According to the U.S. Attorney for the Eastern District of Texas, the settlement resolves a portion of a lawsuit filed under the whistleblower provisions of the False Claims Act by Robert Spence, Mike Jones, and Cheryl Jones – all former employees of Yellow Cab and its parent company Irving Holdings Inc.
Yellow Cab contracted with Medicare and Medicaid to provide non-emergency medical transportation services to beneficiaries who couldn’t get to a hospital or clinic any other way.
The plaintiffs accused their former employer, its executives, and affiliates of failing to comply with Medicaid regulations in virtually every claim they submitted to the government for reimbursement.

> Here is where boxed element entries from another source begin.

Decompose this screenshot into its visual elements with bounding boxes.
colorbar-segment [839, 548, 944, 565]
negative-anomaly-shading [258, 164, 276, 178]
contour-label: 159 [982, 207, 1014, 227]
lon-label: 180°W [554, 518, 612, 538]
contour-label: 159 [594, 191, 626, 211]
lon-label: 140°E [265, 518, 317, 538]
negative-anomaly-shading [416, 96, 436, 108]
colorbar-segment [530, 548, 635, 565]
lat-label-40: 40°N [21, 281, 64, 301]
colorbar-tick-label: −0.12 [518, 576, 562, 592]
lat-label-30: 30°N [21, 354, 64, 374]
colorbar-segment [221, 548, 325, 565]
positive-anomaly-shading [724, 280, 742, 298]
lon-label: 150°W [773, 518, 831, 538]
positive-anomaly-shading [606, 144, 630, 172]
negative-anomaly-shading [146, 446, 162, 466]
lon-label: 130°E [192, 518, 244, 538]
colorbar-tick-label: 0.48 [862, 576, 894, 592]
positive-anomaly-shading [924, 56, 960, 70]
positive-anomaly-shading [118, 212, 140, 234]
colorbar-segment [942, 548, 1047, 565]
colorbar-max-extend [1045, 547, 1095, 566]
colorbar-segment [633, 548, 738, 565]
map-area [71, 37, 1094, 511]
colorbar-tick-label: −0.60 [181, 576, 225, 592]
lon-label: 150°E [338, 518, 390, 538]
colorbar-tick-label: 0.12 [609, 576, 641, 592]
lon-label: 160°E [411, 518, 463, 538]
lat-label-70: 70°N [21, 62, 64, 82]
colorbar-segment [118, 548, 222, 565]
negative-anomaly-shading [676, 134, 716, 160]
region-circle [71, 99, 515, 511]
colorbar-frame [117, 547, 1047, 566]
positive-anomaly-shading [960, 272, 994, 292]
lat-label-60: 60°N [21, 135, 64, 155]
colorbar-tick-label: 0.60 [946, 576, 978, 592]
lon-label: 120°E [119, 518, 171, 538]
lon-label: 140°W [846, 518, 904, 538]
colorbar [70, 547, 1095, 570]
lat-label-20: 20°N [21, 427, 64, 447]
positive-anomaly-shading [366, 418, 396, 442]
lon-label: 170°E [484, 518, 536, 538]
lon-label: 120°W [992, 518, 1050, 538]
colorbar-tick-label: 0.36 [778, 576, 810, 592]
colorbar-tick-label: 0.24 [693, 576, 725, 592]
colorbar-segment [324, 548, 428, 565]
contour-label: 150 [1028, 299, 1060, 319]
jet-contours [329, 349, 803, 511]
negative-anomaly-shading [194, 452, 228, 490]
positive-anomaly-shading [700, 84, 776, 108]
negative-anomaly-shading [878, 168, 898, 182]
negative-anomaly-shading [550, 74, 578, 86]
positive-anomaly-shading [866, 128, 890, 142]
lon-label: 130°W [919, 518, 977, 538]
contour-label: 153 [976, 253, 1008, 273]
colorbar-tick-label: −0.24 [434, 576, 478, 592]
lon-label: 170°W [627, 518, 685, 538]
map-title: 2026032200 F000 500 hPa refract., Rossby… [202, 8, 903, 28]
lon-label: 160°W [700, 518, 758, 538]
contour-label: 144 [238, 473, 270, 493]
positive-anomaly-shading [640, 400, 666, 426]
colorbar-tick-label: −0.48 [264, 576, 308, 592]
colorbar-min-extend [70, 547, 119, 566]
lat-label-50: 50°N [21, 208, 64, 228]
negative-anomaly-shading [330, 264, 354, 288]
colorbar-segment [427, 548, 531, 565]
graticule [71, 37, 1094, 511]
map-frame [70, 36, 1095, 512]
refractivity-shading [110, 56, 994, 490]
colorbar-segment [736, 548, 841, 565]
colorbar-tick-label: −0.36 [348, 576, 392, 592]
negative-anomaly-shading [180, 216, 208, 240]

The lawsuit claims the company had a policy of fining drivers who changed the price of their trips or had patients sign false trip logs, yet even when the executives levied such fines, they never reported the illegal activity to the Centers for Medicare and Medicaid Services as required by law.
According to the lawsuit, Yellow Cab often would be reimbursed by Medicaid for the same claim multiple times, yet when these errors were reported to the company, Yellow Cab’s CFO and comptroller would deposit the money anyway in the company’s account, saying that it was the state’s loss if it was “too stupid” to realize its accounting errors.
The whistleblowers also claimed that driver fraud was rampant among Yellow Cab and its affiliated companies, and that Yellow Cab prepared false financial statements.
Each of the whistleblowers claims he or she was fired in retaliation for calling out Yellow Cabs’ fraudulent business practices, which if proven would constitute violations of federal whistleblower protections. That part of the lawsuit has not been settled.
“The public is besieged by fraud, guile, and recklessness every single day,” U.S. Attorney John Bales said in a statement. “Our office will not tolerate the mistreatment of taxpayer money, whether by corporations or individuals.”
The three former employees will share a whistleblower award of $202,500 for their role in exposing the fraud.